As noted above, it is likely that the Seventh and Ninth Circuits will soon provide guidance regarding whether foreign organizations may be summoned to the U.S. by way of a domestic subsidiary (through an alter ego theory or otherwise). Aside from that guidance, there remains an open issue whether current Criminal Rule 4(c)(2) authorizes service on a foreign organization in the first instance. That question, of course, may not be resolved until further action, if any, is taken by the Advisory Committee, the Supreme Court, and Congress with respect to the proposed amendments to Criminal Rule 4. In the meantime, foreign companies facing potential service of criminal summonses should consider carefully the evolving case law on when such service is proper under the current Criminal Rules.

Stephen B. Kinnaird is a partner in Paul Hastings’ Washington, D.C. office and co-chair of the firm’s appellate practice. Thomas P. O’Brien is a partner in the Los Angeles office of Paul Hastings and is the former U.S. Attorney for the Central District of California. Daniel Prince is a partner in the firm’s Los Angeles office, and Igor V. Timofeyev is a partner in Paul Hastings’ Washington, D.C. office.


[1]   This provision was added in 2002 to accommodate the then-recently enacted Military Extraterritorial Jurisdiction Act, which made certain criminal laws applicable to U.S. military personnel and contractors abroad and explicitly authorized overseas arrests for violations thereof. See Fed. R. Crim. P. 4, Adv. Comm. Notes (2002); 18 U.S.C. §§ 3661 & 3262(a).

[2] S_e_e, e.g., United States v. Johnson Matthey Plc, No. 2:06-cr-169, 2007 U.S. Dist. LEXIS 56510, at *6-7 (D. Utah Aug. 2, 2007) (turning on “alter ego” assessment); United States v. Chitron Elecs. Co., 668 F. Supp. 2d 298, 304 (D. Mass. 2009) (same); United States v. Alfred L. Wolff GMBH, No. 08-CR-417, 2011 WL 4471383, at *4 (N.D. Ill. Sep. 26, 2011) (same).

[3]  See, e.g., United States v. Pangang Group Co., 879 F. Supp. 2d 1052, 1063 (N.D. Cal. 2012) (“Pangang I”); United States v. Pangang Group Co., No. 3:11-cr-00573-JSW (N.D. Cal. April 8, 2013) (“Pangang II”); Johnson Matthey Plc, No. 2:06-cr-169, 2007 U.S. Dist. LEXIS 56510, at *6-7. See also United States v. Dotcom, No. 1:12-cr-3, 2012 WL 4788433, at *1 (E.D. Va.
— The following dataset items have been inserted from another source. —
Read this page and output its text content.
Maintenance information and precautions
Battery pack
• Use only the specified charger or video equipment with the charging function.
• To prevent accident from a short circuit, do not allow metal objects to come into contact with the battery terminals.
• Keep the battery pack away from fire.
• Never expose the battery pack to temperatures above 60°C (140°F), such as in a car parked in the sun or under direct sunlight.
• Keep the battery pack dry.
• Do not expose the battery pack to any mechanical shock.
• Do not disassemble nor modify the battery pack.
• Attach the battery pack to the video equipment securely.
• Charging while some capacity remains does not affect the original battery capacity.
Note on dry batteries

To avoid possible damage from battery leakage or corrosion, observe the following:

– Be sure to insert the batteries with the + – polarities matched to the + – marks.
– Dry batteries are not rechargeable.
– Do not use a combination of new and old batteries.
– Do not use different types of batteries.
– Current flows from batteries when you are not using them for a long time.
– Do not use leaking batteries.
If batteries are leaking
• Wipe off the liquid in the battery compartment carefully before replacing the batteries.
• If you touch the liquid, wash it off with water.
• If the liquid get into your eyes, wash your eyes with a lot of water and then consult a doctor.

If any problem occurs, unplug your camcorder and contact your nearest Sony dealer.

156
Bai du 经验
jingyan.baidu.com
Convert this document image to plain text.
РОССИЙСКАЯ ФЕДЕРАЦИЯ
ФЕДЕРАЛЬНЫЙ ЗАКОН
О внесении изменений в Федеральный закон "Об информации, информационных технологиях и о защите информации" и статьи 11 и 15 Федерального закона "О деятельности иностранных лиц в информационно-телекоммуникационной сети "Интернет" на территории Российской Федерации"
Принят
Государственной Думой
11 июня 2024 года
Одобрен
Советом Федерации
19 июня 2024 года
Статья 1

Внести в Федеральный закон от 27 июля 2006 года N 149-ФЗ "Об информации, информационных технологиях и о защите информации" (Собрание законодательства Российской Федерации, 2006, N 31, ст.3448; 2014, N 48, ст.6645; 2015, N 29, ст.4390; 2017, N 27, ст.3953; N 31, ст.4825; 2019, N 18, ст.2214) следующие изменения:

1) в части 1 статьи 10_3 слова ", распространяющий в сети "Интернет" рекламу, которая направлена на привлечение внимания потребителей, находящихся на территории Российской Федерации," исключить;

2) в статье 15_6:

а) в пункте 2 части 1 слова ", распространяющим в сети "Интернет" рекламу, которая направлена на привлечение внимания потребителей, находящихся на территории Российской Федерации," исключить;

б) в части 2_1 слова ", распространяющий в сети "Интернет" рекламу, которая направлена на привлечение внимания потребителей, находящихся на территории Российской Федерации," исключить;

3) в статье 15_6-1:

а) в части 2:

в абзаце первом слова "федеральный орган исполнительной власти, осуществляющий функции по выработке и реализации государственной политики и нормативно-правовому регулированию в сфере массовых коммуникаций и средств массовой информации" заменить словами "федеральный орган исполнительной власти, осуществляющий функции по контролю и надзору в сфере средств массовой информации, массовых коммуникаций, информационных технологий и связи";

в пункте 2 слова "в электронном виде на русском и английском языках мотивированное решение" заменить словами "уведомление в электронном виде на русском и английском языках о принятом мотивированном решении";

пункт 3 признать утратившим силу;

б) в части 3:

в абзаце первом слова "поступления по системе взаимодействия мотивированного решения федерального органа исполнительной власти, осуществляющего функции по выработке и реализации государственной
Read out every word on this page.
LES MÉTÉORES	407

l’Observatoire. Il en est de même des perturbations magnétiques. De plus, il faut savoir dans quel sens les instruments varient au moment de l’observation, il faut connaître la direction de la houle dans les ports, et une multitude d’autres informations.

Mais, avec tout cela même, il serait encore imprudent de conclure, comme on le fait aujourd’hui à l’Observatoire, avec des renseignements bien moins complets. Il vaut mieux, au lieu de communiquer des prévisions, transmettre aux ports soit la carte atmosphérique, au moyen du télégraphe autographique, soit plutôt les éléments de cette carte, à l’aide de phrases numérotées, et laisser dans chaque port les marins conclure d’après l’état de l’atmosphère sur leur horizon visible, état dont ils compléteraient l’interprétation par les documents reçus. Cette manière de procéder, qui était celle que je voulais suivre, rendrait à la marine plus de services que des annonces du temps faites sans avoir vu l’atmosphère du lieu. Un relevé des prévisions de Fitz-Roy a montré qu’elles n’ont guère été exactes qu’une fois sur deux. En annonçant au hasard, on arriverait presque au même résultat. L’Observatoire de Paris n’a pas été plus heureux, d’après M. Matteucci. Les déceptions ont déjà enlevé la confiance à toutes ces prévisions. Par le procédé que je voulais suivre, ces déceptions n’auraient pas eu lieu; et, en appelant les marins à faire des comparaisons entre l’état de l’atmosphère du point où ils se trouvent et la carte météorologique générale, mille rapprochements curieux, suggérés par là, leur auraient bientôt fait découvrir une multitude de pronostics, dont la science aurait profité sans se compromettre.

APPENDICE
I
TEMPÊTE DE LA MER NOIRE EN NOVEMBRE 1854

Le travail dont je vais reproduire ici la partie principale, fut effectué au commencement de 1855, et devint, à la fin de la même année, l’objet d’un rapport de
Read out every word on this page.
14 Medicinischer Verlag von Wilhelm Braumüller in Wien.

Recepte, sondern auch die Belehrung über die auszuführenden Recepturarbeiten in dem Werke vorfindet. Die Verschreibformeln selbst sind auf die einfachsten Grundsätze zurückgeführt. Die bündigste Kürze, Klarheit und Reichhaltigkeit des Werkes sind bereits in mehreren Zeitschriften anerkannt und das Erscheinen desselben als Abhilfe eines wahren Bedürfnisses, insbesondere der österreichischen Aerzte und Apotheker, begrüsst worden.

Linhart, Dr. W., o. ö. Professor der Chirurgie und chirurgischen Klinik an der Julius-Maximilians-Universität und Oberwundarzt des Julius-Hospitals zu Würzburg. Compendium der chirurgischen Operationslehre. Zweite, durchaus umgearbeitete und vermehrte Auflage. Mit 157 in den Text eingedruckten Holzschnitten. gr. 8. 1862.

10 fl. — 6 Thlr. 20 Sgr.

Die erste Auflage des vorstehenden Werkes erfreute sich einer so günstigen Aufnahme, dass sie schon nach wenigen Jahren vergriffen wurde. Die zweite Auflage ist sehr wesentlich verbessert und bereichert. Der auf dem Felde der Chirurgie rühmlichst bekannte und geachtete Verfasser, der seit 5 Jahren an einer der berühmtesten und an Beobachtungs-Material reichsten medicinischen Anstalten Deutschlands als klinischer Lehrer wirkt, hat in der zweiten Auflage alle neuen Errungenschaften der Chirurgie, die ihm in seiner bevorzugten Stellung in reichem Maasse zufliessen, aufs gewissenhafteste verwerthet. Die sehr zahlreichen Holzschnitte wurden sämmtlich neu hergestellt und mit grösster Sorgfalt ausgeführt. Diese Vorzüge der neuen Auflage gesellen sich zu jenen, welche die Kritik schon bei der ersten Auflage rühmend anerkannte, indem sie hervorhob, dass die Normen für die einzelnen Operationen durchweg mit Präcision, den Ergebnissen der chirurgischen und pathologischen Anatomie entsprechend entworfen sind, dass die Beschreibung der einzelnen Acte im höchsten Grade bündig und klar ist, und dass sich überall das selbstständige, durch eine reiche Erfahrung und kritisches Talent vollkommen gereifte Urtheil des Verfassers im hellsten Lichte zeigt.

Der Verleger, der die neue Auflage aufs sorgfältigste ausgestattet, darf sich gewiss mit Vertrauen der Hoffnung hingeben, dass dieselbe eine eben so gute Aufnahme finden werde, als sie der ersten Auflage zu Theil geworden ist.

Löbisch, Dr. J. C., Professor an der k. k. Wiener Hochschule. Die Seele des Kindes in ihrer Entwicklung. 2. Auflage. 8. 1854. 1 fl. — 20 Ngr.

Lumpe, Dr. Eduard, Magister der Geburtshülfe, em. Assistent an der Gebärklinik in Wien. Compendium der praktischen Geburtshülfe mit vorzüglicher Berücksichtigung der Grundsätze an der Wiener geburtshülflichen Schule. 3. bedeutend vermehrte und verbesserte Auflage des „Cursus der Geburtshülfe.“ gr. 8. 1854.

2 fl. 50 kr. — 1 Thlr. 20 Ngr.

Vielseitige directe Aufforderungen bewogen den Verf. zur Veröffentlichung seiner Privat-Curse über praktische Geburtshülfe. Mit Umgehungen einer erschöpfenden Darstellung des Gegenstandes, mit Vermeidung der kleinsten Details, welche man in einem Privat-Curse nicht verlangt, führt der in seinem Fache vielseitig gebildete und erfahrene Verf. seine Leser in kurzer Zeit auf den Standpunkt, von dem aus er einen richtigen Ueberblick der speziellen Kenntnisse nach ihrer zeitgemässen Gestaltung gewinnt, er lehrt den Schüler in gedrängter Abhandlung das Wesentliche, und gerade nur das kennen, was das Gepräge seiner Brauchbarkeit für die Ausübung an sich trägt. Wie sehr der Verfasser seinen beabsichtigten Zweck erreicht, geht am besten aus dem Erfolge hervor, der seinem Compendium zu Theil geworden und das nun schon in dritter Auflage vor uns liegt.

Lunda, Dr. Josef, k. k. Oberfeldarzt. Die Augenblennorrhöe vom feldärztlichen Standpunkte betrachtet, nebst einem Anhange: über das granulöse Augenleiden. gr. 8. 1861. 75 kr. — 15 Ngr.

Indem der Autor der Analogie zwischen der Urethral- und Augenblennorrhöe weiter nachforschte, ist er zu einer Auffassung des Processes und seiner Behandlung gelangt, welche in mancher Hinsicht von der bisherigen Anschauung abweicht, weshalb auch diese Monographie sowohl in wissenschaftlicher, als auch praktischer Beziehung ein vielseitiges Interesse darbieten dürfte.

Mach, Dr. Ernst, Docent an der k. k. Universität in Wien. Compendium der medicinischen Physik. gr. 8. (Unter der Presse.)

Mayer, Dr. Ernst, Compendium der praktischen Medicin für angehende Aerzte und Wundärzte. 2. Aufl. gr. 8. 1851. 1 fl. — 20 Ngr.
Oct. 5, 2012) (affirming that Criminal Rule 4 “unambiguously requires a mailing”).

[4]  Paul Hastings LLP, including authors of this article, represents Kolon in this proceeding, which remains pending.

[5]  Ultimately, the Kolon court determined that, apart from the requirements of Criminal Rules 4 and 9, extraterritorial service of the summons was authorized by the U.S.-Korean Mutual Legal Assistance Treaty.  Kolon, No. 3:12-cr-137 (E.D. Va. Dec. 23, 2014) (Order on Mot. to Quash Service of Summonses at 2-9).  The U.S. Court of Appeals, without providing reasons, denied a petition for mandamus.